The outcomes will be longer lasting, and the issues at stake are more important than ever before. Brexit has of course taken centre stage. We are probably voting on what our negotiation tactic should be in Europe, and the kind of deal we think we want.
Reassuringly it means whoever wins the election has an unquestionable mandate to carry out our wishes. However unlike the previous election in 2015, of which there was ample warning, there has not been a thorough consultation process with the business community. There has already been a short hiatus in signing new public sector contracts during purdah (the six weeks before the general election). You see that in the volatility in sterling already which has already affected projects without currency hedging.
As EU negotiations now get under way, firms are clear about the serious risks of failing to secure a deal and falling into World Trade Organisation rules.
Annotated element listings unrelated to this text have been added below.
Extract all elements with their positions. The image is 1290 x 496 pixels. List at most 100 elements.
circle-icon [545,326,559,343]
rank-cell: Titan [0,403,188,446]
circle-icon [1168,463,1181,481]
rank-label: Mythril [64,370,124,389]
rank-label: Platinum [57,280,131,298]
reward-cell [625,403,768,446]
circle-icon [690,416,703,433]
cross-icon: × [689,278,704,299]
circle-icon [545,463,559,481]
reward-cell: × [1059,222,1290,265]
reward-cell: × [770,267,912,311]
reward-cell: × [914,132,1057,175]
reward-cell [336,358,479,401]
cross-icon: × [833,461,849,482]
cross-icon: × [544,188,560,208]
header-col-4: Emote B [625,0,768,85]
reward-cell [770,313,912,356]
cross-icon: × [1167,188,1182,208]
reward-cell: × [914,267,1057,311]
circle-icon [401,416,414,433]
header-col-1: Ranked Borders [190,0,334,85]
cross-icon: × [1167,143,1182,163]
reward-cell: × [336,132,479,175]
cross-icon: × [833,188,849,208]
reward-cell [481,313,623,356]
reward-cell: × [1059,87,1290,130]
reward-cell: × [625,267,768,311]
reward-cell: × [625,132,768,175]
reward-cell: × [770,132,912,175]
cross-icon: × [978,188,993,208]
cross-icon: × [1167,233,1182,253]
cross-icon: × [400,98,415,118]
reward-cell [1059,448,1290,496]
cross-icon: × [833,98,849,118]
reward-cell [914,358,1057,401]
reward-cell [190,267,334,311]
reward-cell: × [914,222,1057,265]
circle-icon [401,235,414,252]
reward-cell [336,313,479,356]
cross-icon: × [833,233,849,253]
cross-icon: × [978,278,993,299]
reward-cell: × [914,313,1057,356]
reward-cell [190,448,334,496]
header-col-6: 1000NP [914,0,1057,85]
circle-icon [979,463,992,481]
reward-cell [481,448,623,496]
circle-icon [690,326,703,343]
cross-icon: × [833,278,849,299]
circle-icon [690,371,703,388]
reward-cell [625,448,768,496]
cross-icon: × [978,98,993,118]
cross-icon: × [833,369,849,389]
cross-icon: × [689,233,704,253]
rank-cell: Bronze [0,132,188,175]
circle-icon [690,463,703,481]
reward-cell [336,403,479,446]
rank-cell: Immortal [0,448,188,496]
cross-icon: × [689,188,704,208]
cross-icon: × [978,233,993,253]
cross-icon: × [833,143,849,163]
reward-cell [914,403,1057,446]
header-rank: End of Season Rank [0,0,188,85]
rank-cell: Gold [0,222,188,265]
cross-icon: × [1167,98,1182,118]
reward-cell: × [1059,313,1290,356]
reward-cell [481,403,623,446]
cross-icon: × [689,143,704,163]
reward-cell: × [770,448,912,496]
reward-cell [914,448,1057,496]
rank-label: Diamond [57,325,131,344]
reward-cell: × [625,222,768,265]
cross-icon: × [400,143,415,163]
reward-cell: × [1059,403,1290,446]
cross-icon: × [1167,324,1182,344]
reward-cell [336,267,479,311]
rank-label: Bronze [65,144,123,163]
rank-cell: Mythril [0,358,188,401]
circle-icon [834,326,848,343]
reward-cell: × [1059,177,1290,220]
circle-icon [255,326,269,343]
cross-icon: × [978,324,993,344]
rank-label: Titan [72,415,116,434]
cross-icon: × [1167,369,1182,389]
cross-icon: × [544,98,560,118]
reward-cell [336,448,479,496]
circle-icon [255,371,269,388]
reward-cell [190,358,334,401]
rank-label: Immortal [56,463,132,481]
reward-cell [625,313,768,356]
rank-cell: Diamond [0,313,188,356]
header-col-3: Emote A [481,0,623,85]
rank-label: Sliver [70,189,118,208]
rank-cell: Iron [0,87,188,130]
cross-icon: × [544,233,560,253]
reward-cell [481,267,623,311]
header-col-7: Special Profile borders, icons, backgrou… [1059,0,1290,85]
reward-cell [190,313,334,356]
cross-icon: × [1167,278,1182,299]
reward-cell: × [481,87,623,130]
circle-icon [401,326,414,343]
Although billed as the ‘Brexit General Election’ this election will have implications for the construction and engineering sector which employs over 2.5m and is vital to the UK economy.
Major projects such as HS2 and Hinkley Point C are unlikely to be affected as major works start next year, while Thames Tideway work is already under way.
Whatever the outcome of this election, the construction skills gap will remain, as will the impact of Brexit.
To combat the skills-shortage there is a need for a coherent and comprehensive skills and innovation agenda.
There is a need for reasonable level of cross-party consensus that is not interrupted by endless political turmoil.